La présence physique de l'auteur prix Nobel J.M. Coetzee a depuis longtemps quitté le Cap, mais la relation complexe de la ville avec son œuvre demeure une caractéristique déterminante de son paysage littéraire. Coetzee, qui a reçu le prix Nobel de littérature en 2003, a quitté l'Afrique du Sud pour l'Australie en 2002 et est devenu citoyen australien en 2006. Ses romans, dont « Disgrâce » et « En attendant les barbares », sont profondément marqués par le contexte sud-africain, explorant souvent les thèmes de l'apartheid, du colonialisme et de l'ambiguïté morale.
Aujourd'hui, le Cap reste un centre dynamique pour les écrivains qui interrogent le passé et le présent de la nation, une tradition que Coetzee a contribué à ancrer.
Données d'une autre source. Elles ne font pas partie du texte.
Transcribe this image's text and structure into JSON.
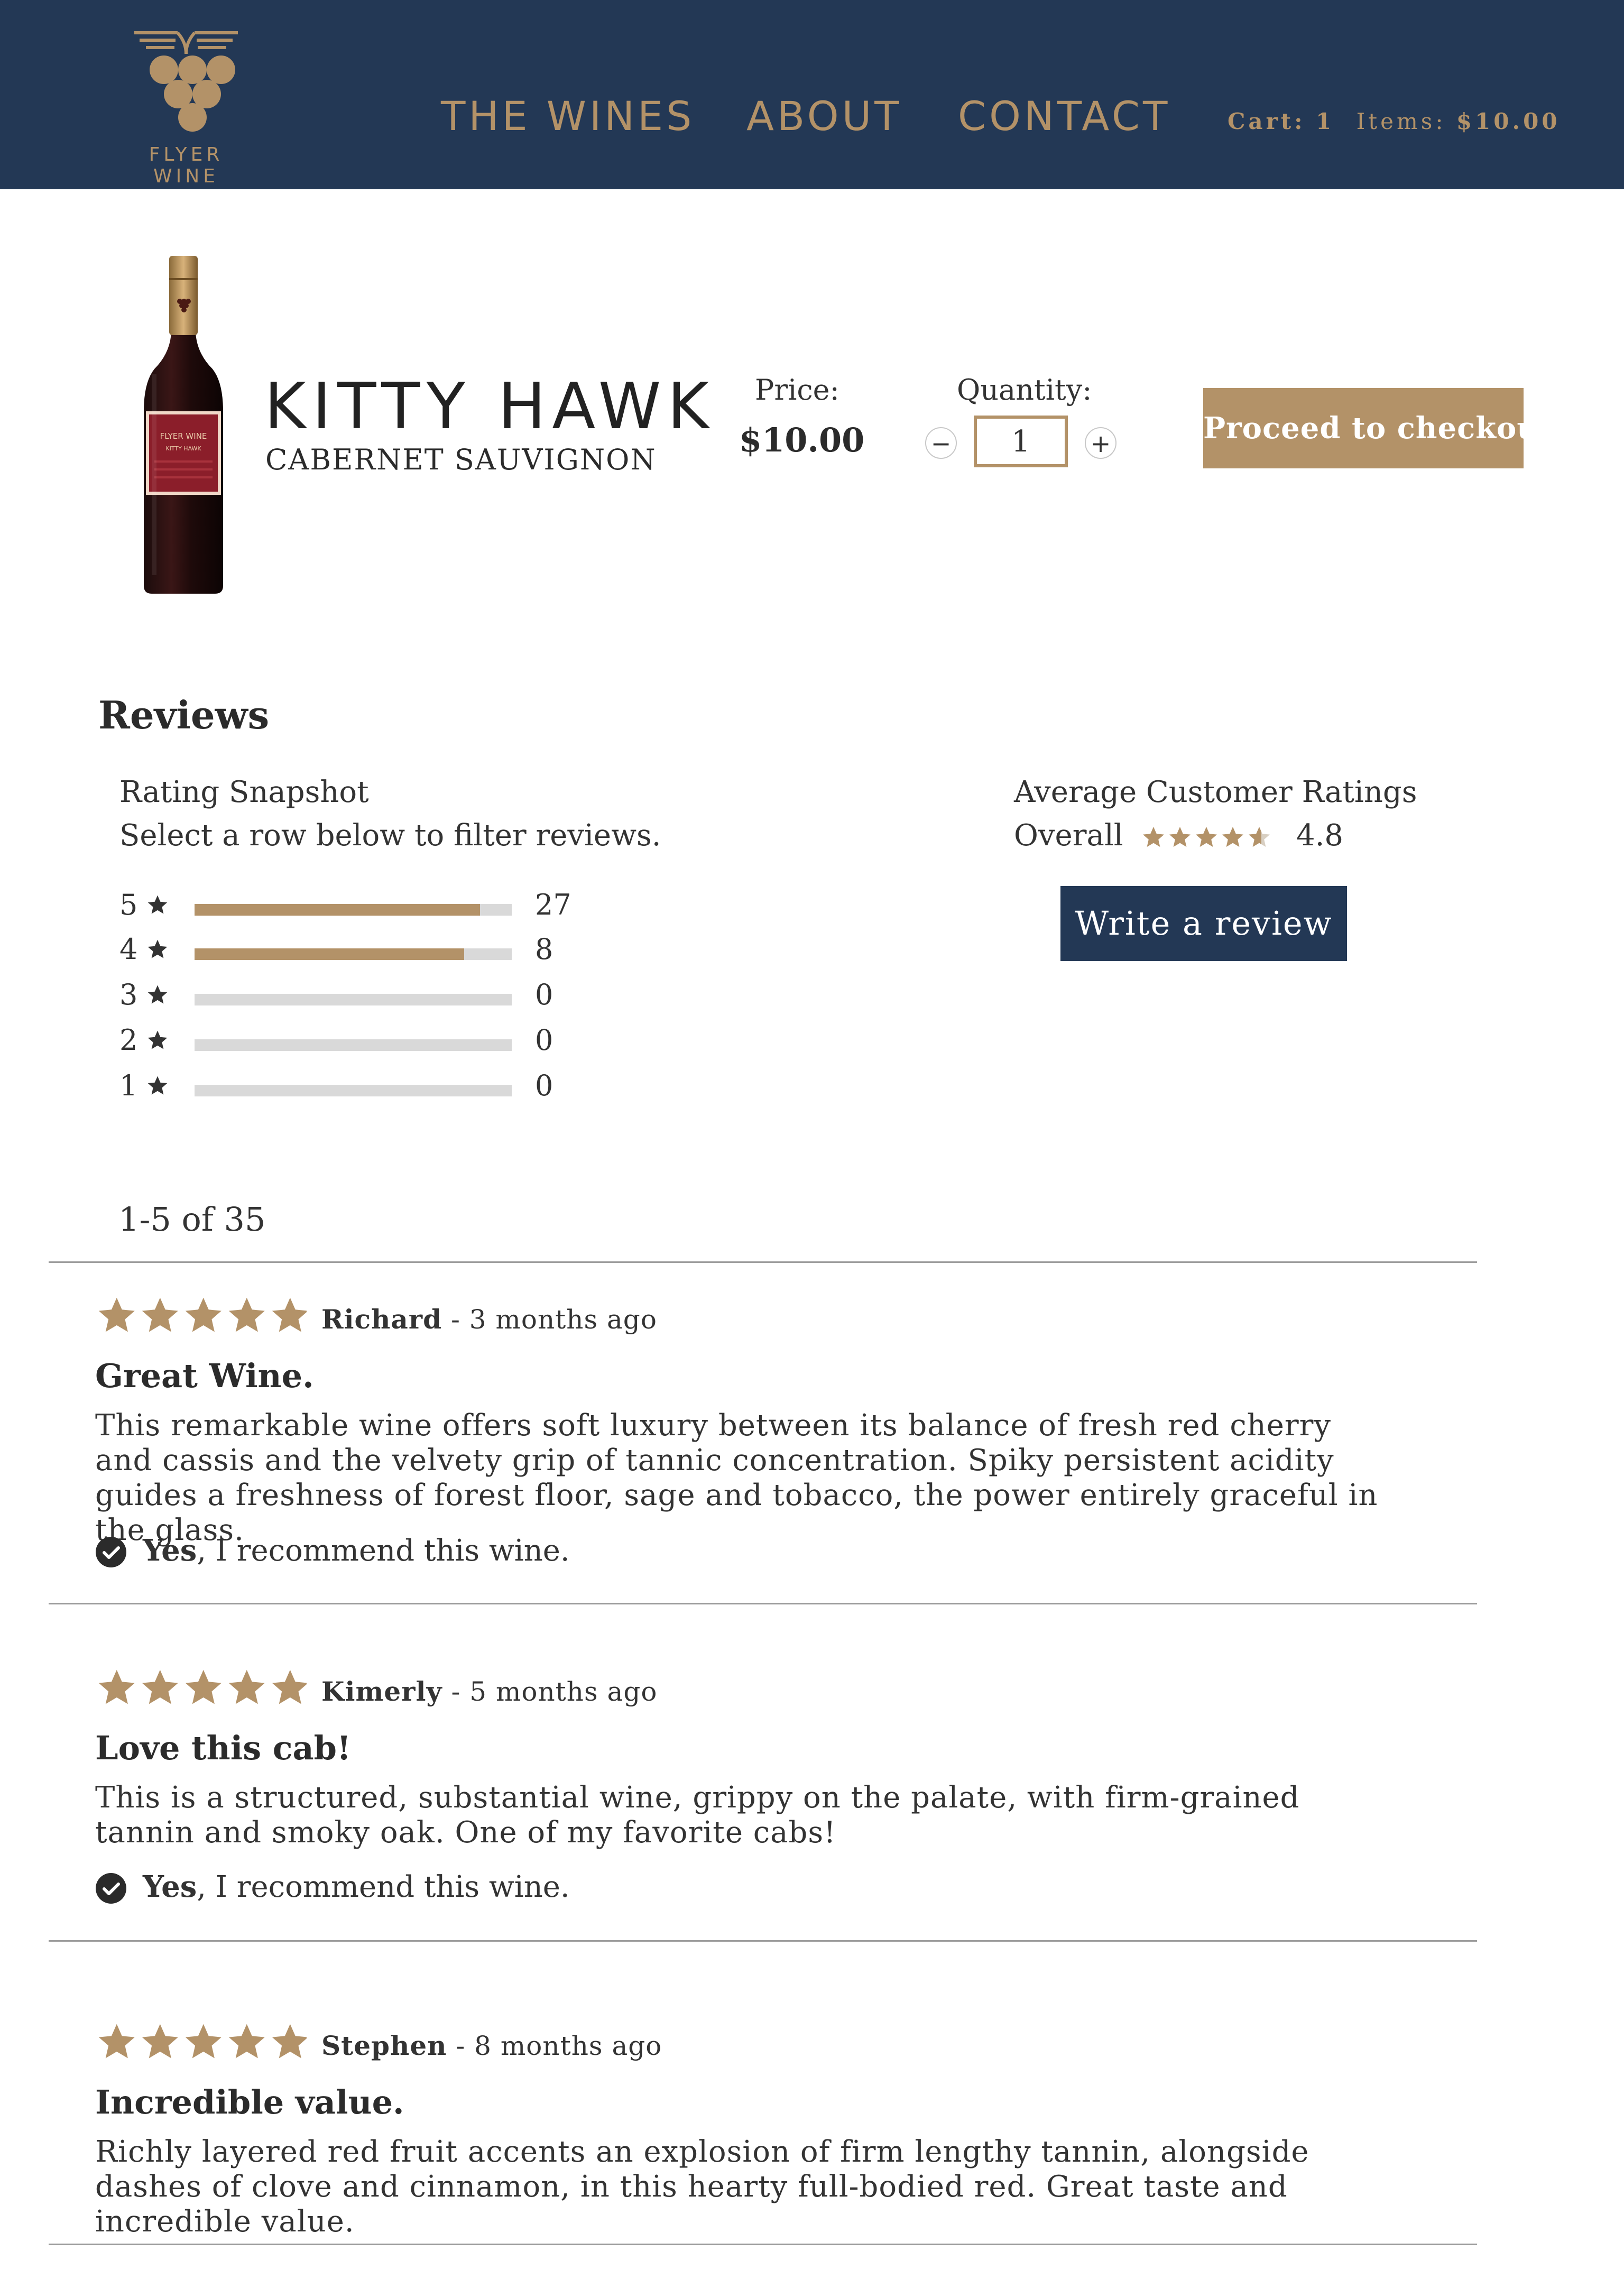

Les visites littéraires indiquent souvent des lieux évoquant ses décrits, bien que l'auteur lui-même mène une vie privée caractéristique à l'étranger. Son départ a coïncidé avec une période de transition sociale et politique majeure en Afrique du Sud, faisant de ses critiques précoces du pouvoir et de la complicité des points de référence durables pour le discours contemporain.
Les universités et institutions culturelles de la ville s'engagent fréquemment avec l'héritage de Coetzee, analysant sa représentation sans concession d'une société en crise. S'il n'y réside plus, le Cap est indissociablement lié à son imagination littéraire, servant à la fois de lieu réel et d'espace métaphorique pour les conflits éthiques centraux dans son œuvre nobélisée. La conversation sur le lieu, l'identité et la paternité littéraire qu'il a initiée se poursuit avec les nouvelles générations d'écrivains sud-africains.